Executing 'odbcinst -j'
:
unixODBC 2.3.1
DRIVERS............: /etc/odbcinst.ini
SYSTEM DATA SOURCES: /etc/odbc.ini
FILE DATA SOURCES..: /etc/ODBCDataSources
USER DATA SOURCES..: /home/metheUser/.odbc.ini
SQLULEN Size.......: 8
SQLLEN Size........: 8
SQLSETPOSIROW Size.: 8
Python PyPyodbc connection string:
connStr = 'DSN=sqlserverdatasource;Database=MyDB;uid=user;pwd=password'
But the error keeps appearing, what I am missing?

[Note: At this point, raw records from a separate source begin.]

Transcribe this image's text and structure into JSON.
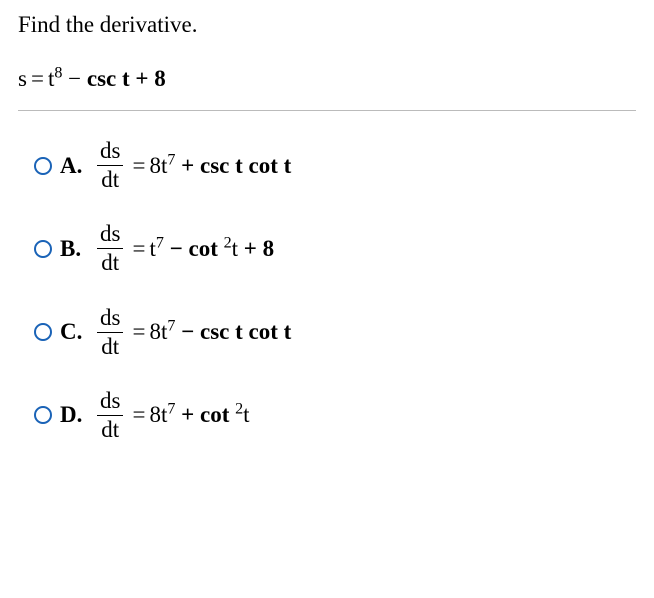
{
  "prompt": "Find the derivative.",
  "equation": {
    "lhs": "s",
    "eq": "=",
    "t": "t",
    "exp8": "8",
    "minus": " − ",
    "csc": "csc t",
    "plus8": " + 8"
  },
  "frac": {
    "num": "ds",
    "den": "dt"
  },
  "options": [
    {
      "letter": "A.",
      "eq": "=",
      "coef": "8t",
      "exp": "7",
      "rest": " +  csc t cot t"
    },
    {
      "letter": "B.",
      "eq": "=",
      "coef": "t",
      "exp": "7",
      "mid": " −  cot ",
      "exp2": "2",
      "afterexp": "t",
      "tail": " + 8"
    },
    {
      "letter": "C.",
      "eq": "=",
      "coef": "8t",
      "exp": "7",
      "rest": " −  csc t cot t"
    },
    {
      "letter": "D.",
      "eq": "=",
      "coef": "8t",
      "exp": "7",
      "mid": " +  cot ",
      "exp2": "2",
      "afterexp": "t",
      "tail": ""
    }
  ]
}
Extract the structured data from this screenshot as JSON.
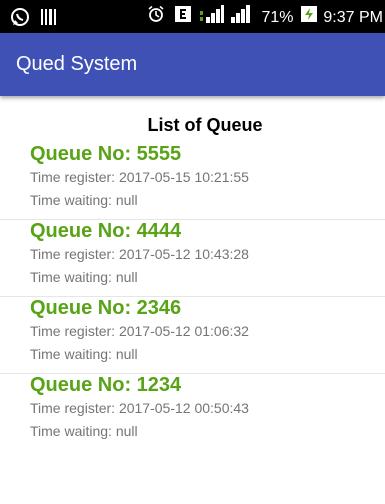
{
  "status_bar": {
    "battery": "71%",
    "time": "9:37 PM"
  },
  "app_bar": {
    "title": "Qued System"
  },
  "list": {
    "heading": "List of Queue",
    "items": [
      {
        "queue_label": "Queue No: 5555",
        "time_register": "Time register: 2017-05-15 10:21:55",
        "time_waiting": "Time waiting: null"
      },
      {
        "queue_label": "Queue No: 4444",
        "time_register": "Time register: 2017-05-12 10:43:28",
        "time_waiting": "Time waiting: null"
      },
      {
        "queue_label": "Queue No: 2346",
        "time_register": "Time register: 2017-05-12 01:06:32",
        "time_waiting": "Time waiting: null"
      },
      {
        "queue_label": "Queue No: 1234",
        "time_register": "Time register: 2017-05-12 00:50:43",
        "time_waiting": "Time waiting: null"
      }
    ]
  },
  "colors": {
    "app_bar": "#3f51b5",
    "queue_title": "#58a316",
    "secondary_text": "#757575",
    "status_bar": "#000000"
  }
}
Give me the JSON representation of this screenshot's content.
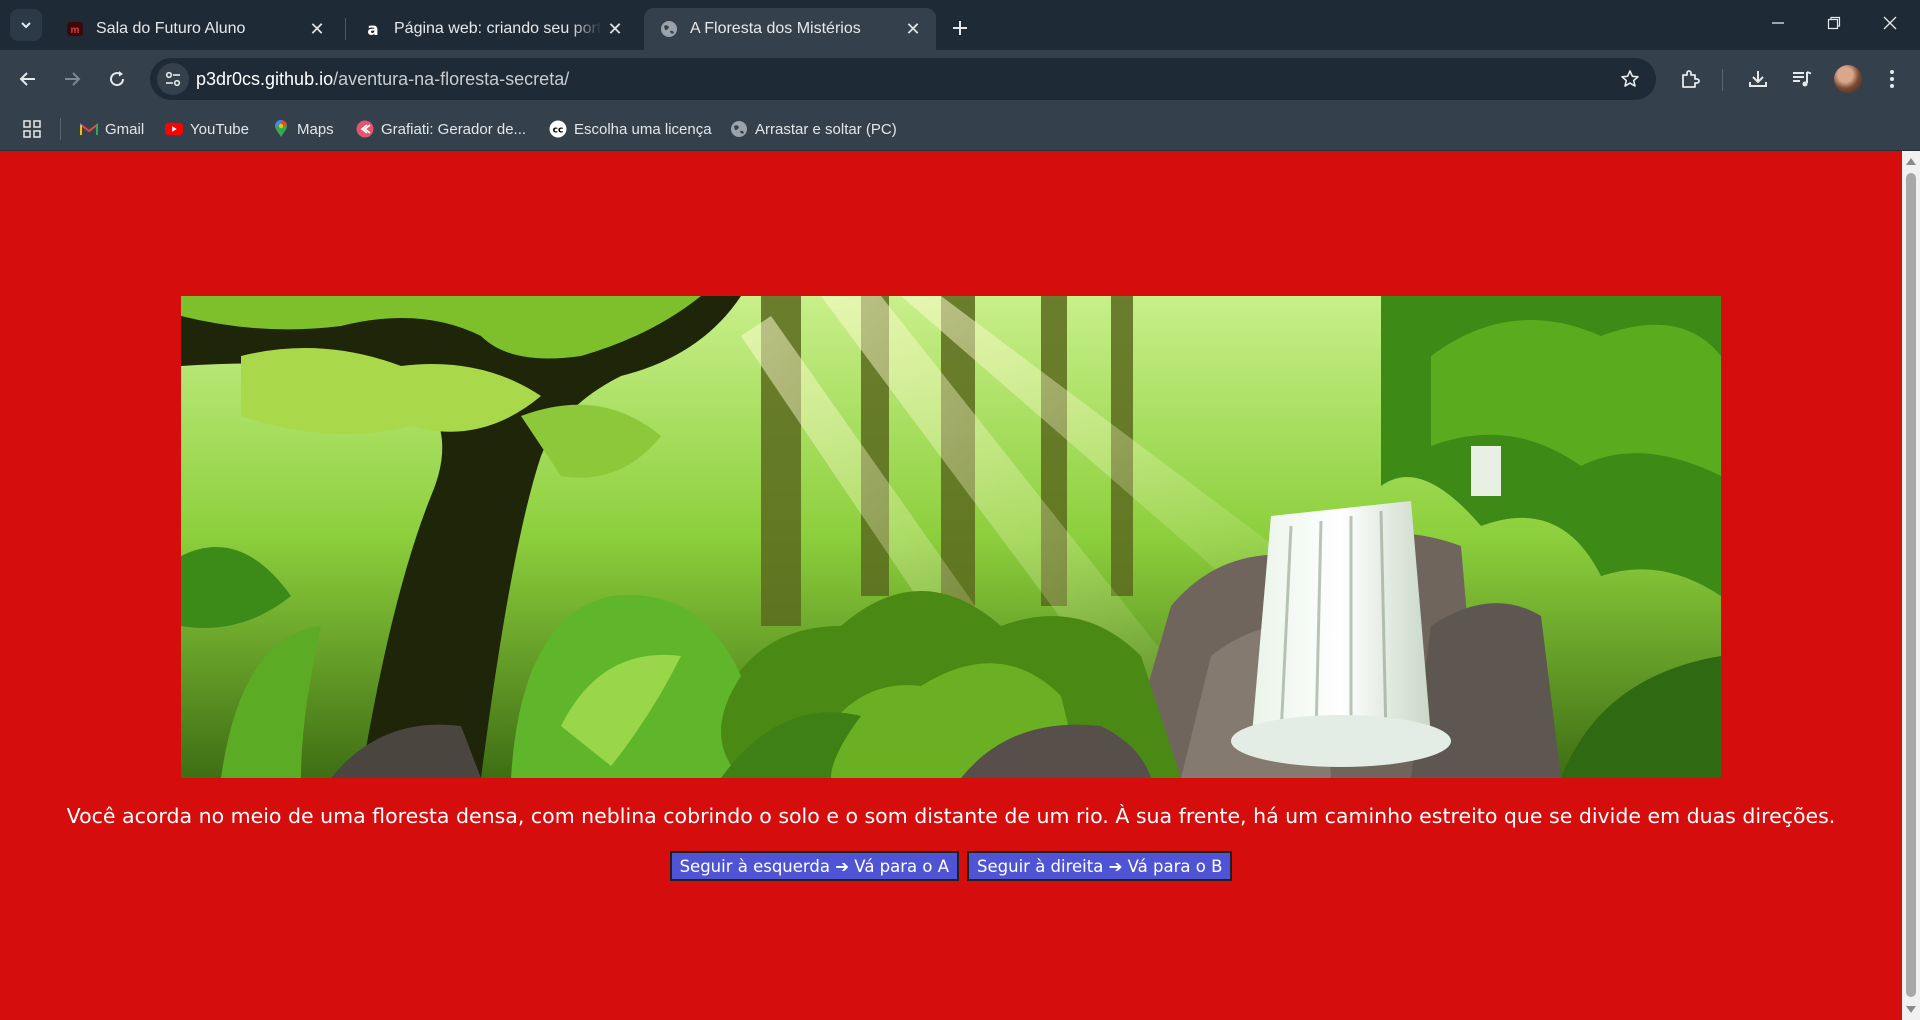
{
  "browser": {
    "tabs": [
      {
        "title": "Sala do Futuro Aluno",
        "icon": "sala-do-futuro-icon",
        "active": false
      },
      {
        "title": "Página web: criando seu portfólio",
        "icon": "alura-icon",
        "active": false
      },
      {
        "title": "A Floresta dos Mistérios",
        "icon": "globe-icon",
        "active": true
      }
    ],
    "address_bar": {
      "host": "p3dr0cs.github.io",
      "path": "/aventura-na-floresta-secreta/"
    },
    "bookmarks": [
      {
        "label": "Gmail",
        "icon": "gmail-icon"
      },
      {
        "label": "YouTube",
        "icon": "youtube-icon"
      },
      {
        "label": "Maps",
        "icon": "maps-icon"
      },
      {
        "label": "Grafiati: Gerador de...",
        "icon": "grafiati-icon"
      },
      {
        "label": "Escolha uma licença",
        "icon": "creative-commons-icon"
      },
      {
        "label": "Arrastar e soltar (PC)",
        "icon": "globe-icon"
      }
    ]
  },
  "page": {
    "background_color": "#d50d0d",
    "story_text": "Você acorda no meio de uma floresta densa, com neblina cobrindo o solo e o som distante de um rio. À sua frente, há um caminho estreito que se divide em duas direções.",
    "choices": [
      {
        "label": "Seguir à esquerda ➔ Vá para o A"
      },
      {
        "label": "Seguir à direita ➔ Vá para o B"
      }
    ],
    "button_color": "#4f54d4"
  }
}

I finally found the problem, other than set in TDS_Version = 8.0, the allocation for a character buffer in PyPyodbc is not enough. My query has more than 3100 characters (at a minimum). Updating the PyPyodbc directly to double the amount was sufficient for now. Not sure if quadrupling it will be necessary.
Why this not had been added to the library? For more info: https://github.com/jiangwen365/pypyodbc/issues/27
Thanks to @GordThompson to help me out with the possibilities and test it on his own environment.